Proposal to continue the development of computational approaches for equilibrium sampling of biomacromolecules, especially proteins. The goal of the project is to generate ensembles of canonically sampled protein structures, exhibiting full fluctuations. According to the grant abstract, the Resolution Exchange algorithm and its variants, developed by the PI and his colleagues “represent a particularly promising class of algorithms for employing coarse-grained models to greatly accelerate rigorous statistical sampling … of standard atomically detailed representations of proteins.”
Data Analysis Environment for Microbial Proteome Studies. Start date: Dec. 1, 2006.
Expires: May 31, 2008. Awarded amount to date: $200,000. Principal investigator: Eugene Kolker. Sponsor: Biatech.
Supports development of a prototype of a database and software environment for analyzing microbial proteomes. According to the grant abstract, the investigators will work with multiple microorganisms, “enabling a rapid development and testing cycle that is robust to differences across species, resulting in tools that are readily available to the broader scientific community.”
A Direct Modeling Approach for Phylogenetic Comparative Analysis. Start date: Aug. 1, 2006. Expires: Aug. 31, 2008. Awarded amount to date: $178,893. Principal investigator: Marguerite Butler. Sponsor: University of Hawaii.
Supports development of a modeling method for phylogenetic comparative analysis that simultaneously accounts for random evolutionary fluctuations (such as genetic drift), common ancestry, and natural selection (under multiple adaptive regimes). The method is able to formulate scientific hypotheses as explicit mathematical models, each of which can then be fit to the data, the grant abstract states. Scientists should be able to use the approach to identify “which aspects of the evolutionary process are most important, describe the relative strengths and directions of these evolutionary forces, and understand how they have influenced the tempo and mode of evolution,” the abstract states.
BioPortal — An Informatics Infrastructure for Infectious Disease and Biosecurity Information Sharing, Analysis, and Visualization. Start date: Jan. 1, 2007. Expires: June 30, 2007. Awarded amount to date: $99,989. Principal investigator: Hua Su. Sponsor: International BioComputing.
Phase I SBIR funds development of an information management system to monitor infectious disease outbreaks. The project will build upon the ongoing BioPortal effort to develop “an integrated infrastructure for infectious disease information collection, sharing, analysis, and visualization and to demonstrate its feasibility in real-world public health management settings,” according to the grant abstract.
Improving RNA Pseudoknot Models and Algorithms.
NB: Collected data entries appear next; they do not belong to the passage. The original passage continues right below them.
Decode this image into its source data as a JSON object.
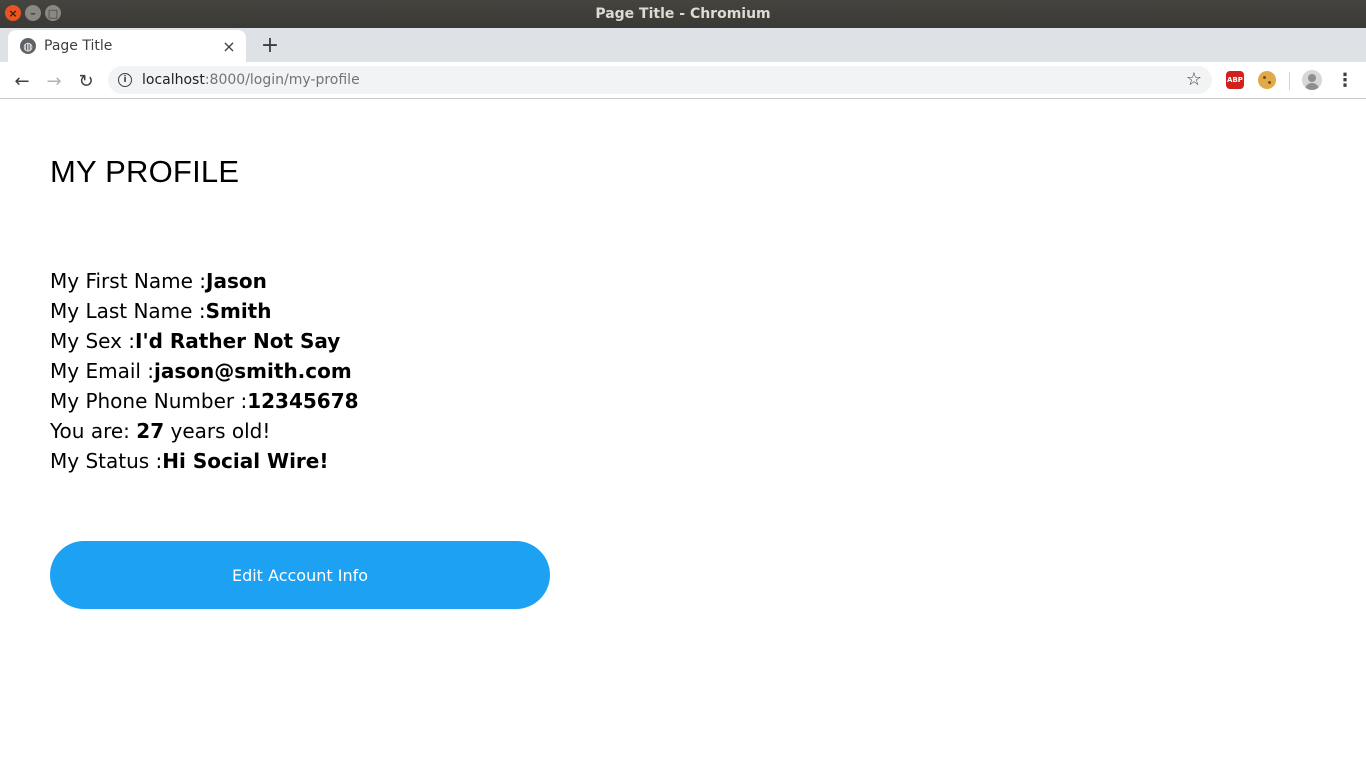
{
  "window": {
    "title": "Page Title - Chromium"
  },
  "tab": {
    "title": "Page Title",
    "close_glyph": "×",
    "new_tab_glyph": "+"
  },
  "toolbar": {
    "back_glyph": "←",
    "forward_glyph": "→",
    "reload_glyph": "↻",
    "url_host": "localhost",
    "url_rest": ":8000/login/my-profile",
    "extensions": [
      "adblock-plus-icon",
      "cookie-icon"
    ],
    "abp_label": "ABP"
  },
  "page": {
    "heading": "MY PROFILE",
    "fields": {
      "first_name": {
        "label": "My First Name :",
        "value": "Jason"
      },
      "last_name": {
        "label": "My Last Name :",
        "value": "Smith"
      },
      "sex": {
        "label": "My Sex :",
        "value": "I'd Rather Not Say"
      },
      "email": {
        "label": "My Email :",
        "value": "jason@smith.com"
      },
      "phone": {
        "label": "My Phone Number :",
        "value": "12345678"
      },
      "age": {
        "prefix": "You are: ",
        "value": "27",
        "suffix": " years old!"
      },
      "status": {
        "label": "My Status :",
        "value": "Hi Social Wire!"
      }
    },
    "edit_button_label": "Edit Account Info"
  },
  "colors": {
    "accent": "#1da1f2",
    "titlebar": "#3c3b37",
    "tabstrip": "#dee1e6"
  }
}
Start date: Feb. 1, 2007. Expires: Jan. 31, 2010. Awarded amount to date: $260,819. Principal investigator: Daniel Aalberts.
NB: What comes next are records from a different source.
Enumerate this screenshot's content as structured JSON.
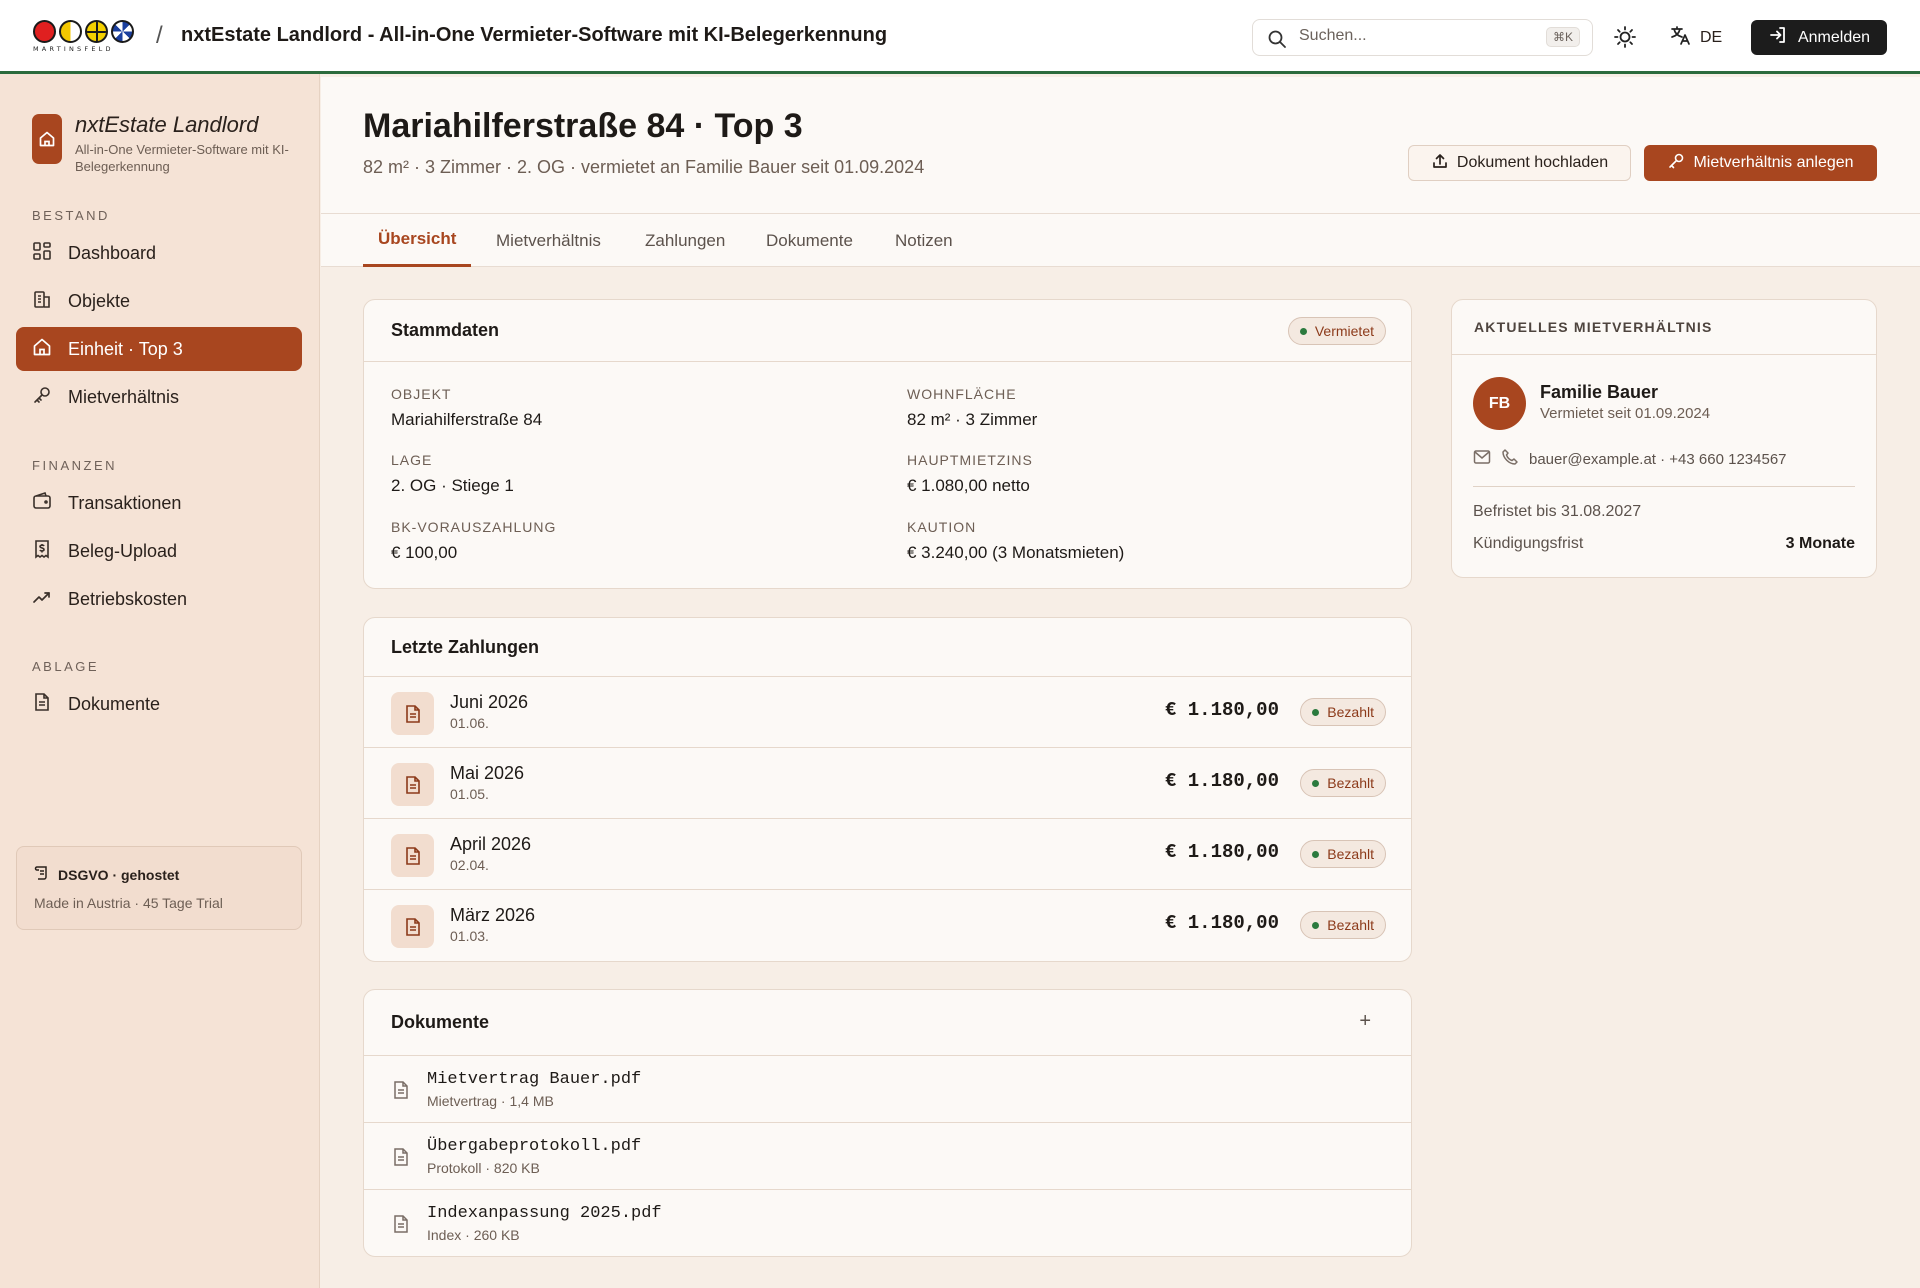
{
  "topbar": {
    "brand_word": "MARTINSFELD",
    "separator": "/",
    "app_title": "nxtEstate Landlord - All-in-One Vermieter-Software mit KI-Belegerkennung",
    "search_placeholder": "Suchen...",
    "search_shortcut": "⌘K",
    "language": "DE",
    "login_label": "Anmelden"
  },
  "sidebar": {
    "brand_name": "nxtEstate Landlord",
    "brand_sub": "All-in-One Vermieter-Software mit KI-Belegerkennung",
    "sections": [
      {
        "title": "BESTAND",
        "items": [
          {
            "label": "Dashboard",
            "icon": "dashboard-icon"
          },
          {
            "label": "Objekte",
            "icon": "building-icon"
          },
          {
            "label": "Einheit · Top 3",
            "icon": "home-icon",
            "active": true
          },
          {
            "label": "Mietverhältnis",
            "icon": "key-icon"
          }
        ]
      },
      {
        "title": "FINANZEN",
        "items": [
          {
            "label": "Transaktionen",
            "icon": "wallet-icon"
          },
          {
            "label": "Beleg-Upload",
            "icon": "receipt-icon"
          },
          {
            "label": "Betriebskosten",
            "icon": "trend-icon"
          }
        ]
      },
      {
        "title": "ABLAGE",
        "items": [
          {
            "label": "Dokumente",
            "icon": "document-icon"
          }
        ]
      }
    ],
    "footer_title": "DSGVO · gehostet",
    "footer_sub": "Made in Austria · 45 Tage Trial"
  },
  "header": {
    "title": "Mariahilferstraße 84 · Top 3",
    "subtitle": "82 m² · 3 Zimmer · 2. OG · vermietet an Familie Bauer seit 01.09.2024",
    "upload_label": "Dokument hochladen",
    "create_label": "Mietverhältnis anlegen"
  },
  "tabs": [
    "Übersicht",
    "Mietverhältnis",
    "Zahlungen",
    "Dokumente",
    "Notizen"
  ],
  "stammdaten": {
    "title": "Stammdaten",
    "status": "Vermietet",
    "fields": [
      {
        "label": "OBJEKT",
        "value": "Mariahilferstraße 84"
      },
      {
        "label": "WOHNFLÄCHE",
        "value": "82 m² · 3 Zimmer"
      },
      {
        "label": "LAGE",
        "value": "2. OG · Stiege 1"
      },
      {
        "label": "HAUPTMIETZINS",
        "value": "€ 1.080,00 netto"
      },
      {
        "label": "BK-VORAUSZAHLUNG",
        "value": "€ 100,00"
      },
      {
        "label": "KAUTION",
        "value": "€ 3.240,00 (3 Monatsmieten)"
      }
    ]
  },
  "payments": {
    "title": "Letzte Zahlungen",
    "rows": [
      {
        "month": "Juni 2026",
        "date": "01.06.",
        "amount": "€ 1.180,00",
        "status": "Bezahlt"
      },
      {
        "month": "Mai 2026",
        "date": "01.05.",
        "amount": "€ 1.180,00",
        "status": "Bezahlt"
      },
      {
        "month": "April 2026",
        "date": "02.04.",
        "amount": "€ 1.180,00",
        "status": "Bezahlt"
      },
      {
        "month": "März 2026",
        "date": "01.03.",
        "amount": "€ 1.180,00",
        "status": "Bezahlt"
      }
    ]
  },
  "documents": {
    "title": "Dokumente",
    "add_label": "+",
    "rows": [
      {
        "name": "Mietvertrag Bauer.pdf",
        "meta": "Mietvertrag · 1,4 MB"
      },
      {
        "name": "Übergabeprotokoll.pdf",
        "meta": "Protokoll · 820 KB"
      },
      {
        "name": "Indexanpassung 2025.pdf",
        "meta": "Index · 260 KB"
      }
    ]
  },
  "tenancy": {
    "title": "AKTUELLES MIETVERHÄLTNIS",
    "initials": "FB",
    "name": "Familie Bauer",
    "since": "Vermietet seit 01.09.2024",
    "contact": "bauer@example.at · +43 660 1234567",
    "term": "Befristet bis 31.08.2027",
    "notice_label": "Kündigungsfrist",
    "notice_value": "3 Monate"
  },
  "colors": {
    "accent": "#a8461f",
    "sidebar_bg": "#f5e3d6",
    "page_bg": "#f7eee6",
    "paid_dot": "#2b7a3e",
    "topbar_line": "#2b6b3d"
  }
}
Proposal to extend and improve the Aalberts and Hodas statistical-mechanical theory to consider rarer types of RNA pseudoknots, to study temperature and base-composition dependences of pseudoknots, to estimate theoretically the abundance of pseudoknot folds, and to test predictions against known structures. An additional goal is to develop an efficient algorithm for predicting the most abundant class of pseudoknots.